I was even arguing for allowing _stricter_ aliases than ANSI allows - the
"char *" thing in ANSI is actually really hard to code around (as far as I
know, the only way to do a one-byte access that still allows alias logic
to work in ANSI C is to do something really ridiculous like

	typedef struct {
		char c;
	} *one_byte_t;

in order to avoid the rule that any char access automatically means that
the compiler can't use the regular alias type rules.

> > I can see technical arguments. An argument of "it's really too painful to
> > do" I can understand (preferably with an explanation, but hey, I don't
> > mind getting told that it's too hard to explain). I use that argument
> > every day myself. 
> 
> See above, or find someone to submit working code (you would ask this
> in an equivalent situation on the kernel list).

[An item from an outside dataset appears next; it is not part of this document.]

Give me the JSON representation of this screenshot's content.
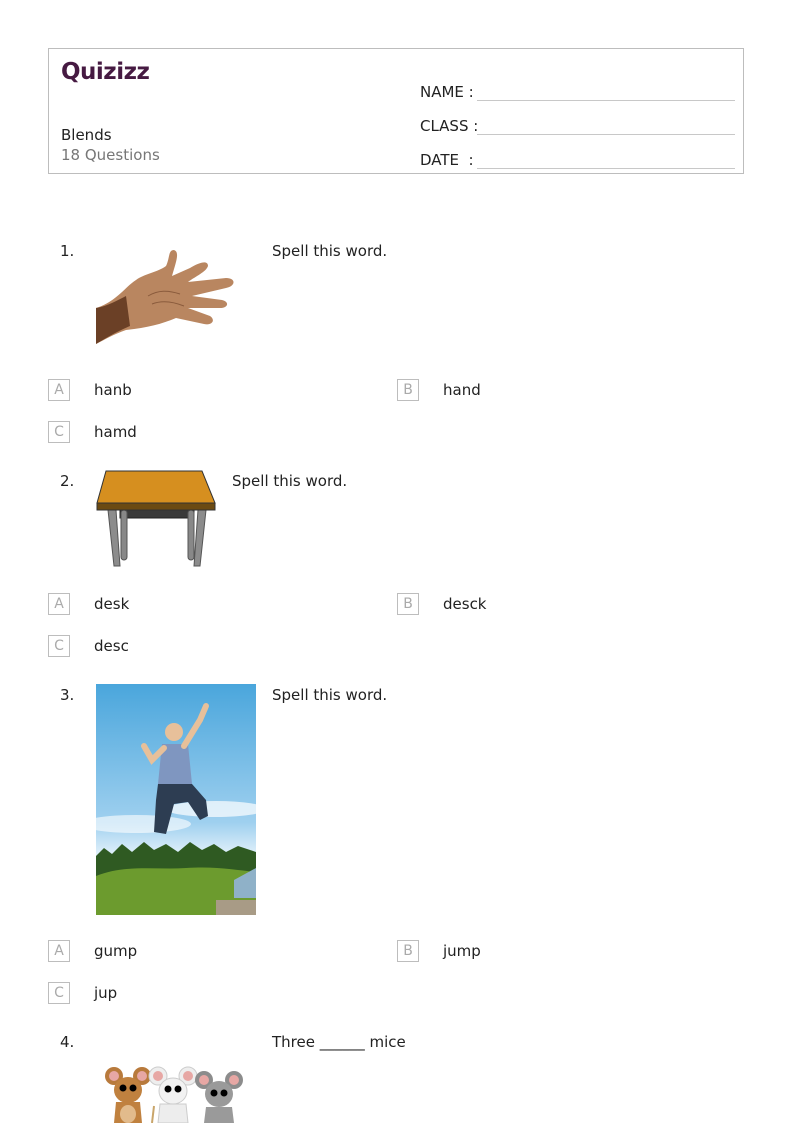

Yes. I would ask the same.

But I do NOT use arguments like "that is undefined by POSIX" unless I have
a damn good reason to. I consider POSIX to be a guide to me, but I do not
consider it to be automatically correct (POSIX has done some major
blunders in its time: outright idiocies that simply could not be
implemented correctly on 64-bit architecturesfor very simple technical
reasons, for example).

And I would not say "POSIX does not allow you to do that, so why should
you do it"? 

> The standard is not arbitrary: it is the way it is for technical reasons,
> specifically to make C a suitable language for numerical computation.
> Without such rules serious number-crunchers have to switch to Fortran.

Look at the actual rules. Tell me that the "char *" rule makes sense.

The standard _is_ arbitrary. They tried to select a number of special
rules to make it UNLIKELY that old programs break. But the rules _were_
arbitrary. 

Note that "arbitrary" does not imply "random". There are reasons for the
rules. "char *" has historical issues associated with it. But there are
reasons for the extension I suggested too - and they aren't really any
different from the standard reasons.

"Arbitrary" means that you don't have any strong reason to choose one over
the other. So maybe you should allow the user some choice in the matter?

> > just want to get good code without having to do magic contortions, guys.
> 
> We could flip the default for the flag, so that people have to write
> -fstrict-aliasing to get the optimization.  Had we done that, you
> never would have noticed.

I would certainly have complained less, yes. Backwards compatibility is a
strong argument, and the way it is set up now just rubs everyodys nose in
the fact that the compiler behaviour changed. Behaviour you could rely in
according to other (and equally valid) standards of the language - the
alias thing was not even a proposal when I started doing Linux. 

But I would have noticed - I don't think you realize quite how important
generated code quality is to me, and that I actually _am_ aware of the
standard even when I disagree with some of the details in it. I _like_
alias analysis. I just want to have better control over it, because I
happen to think that I can take _advantage_ of it. 

I dislike fascist compilers who think they know better than I do.

And I dislike people who think fascist compilers are a good idea.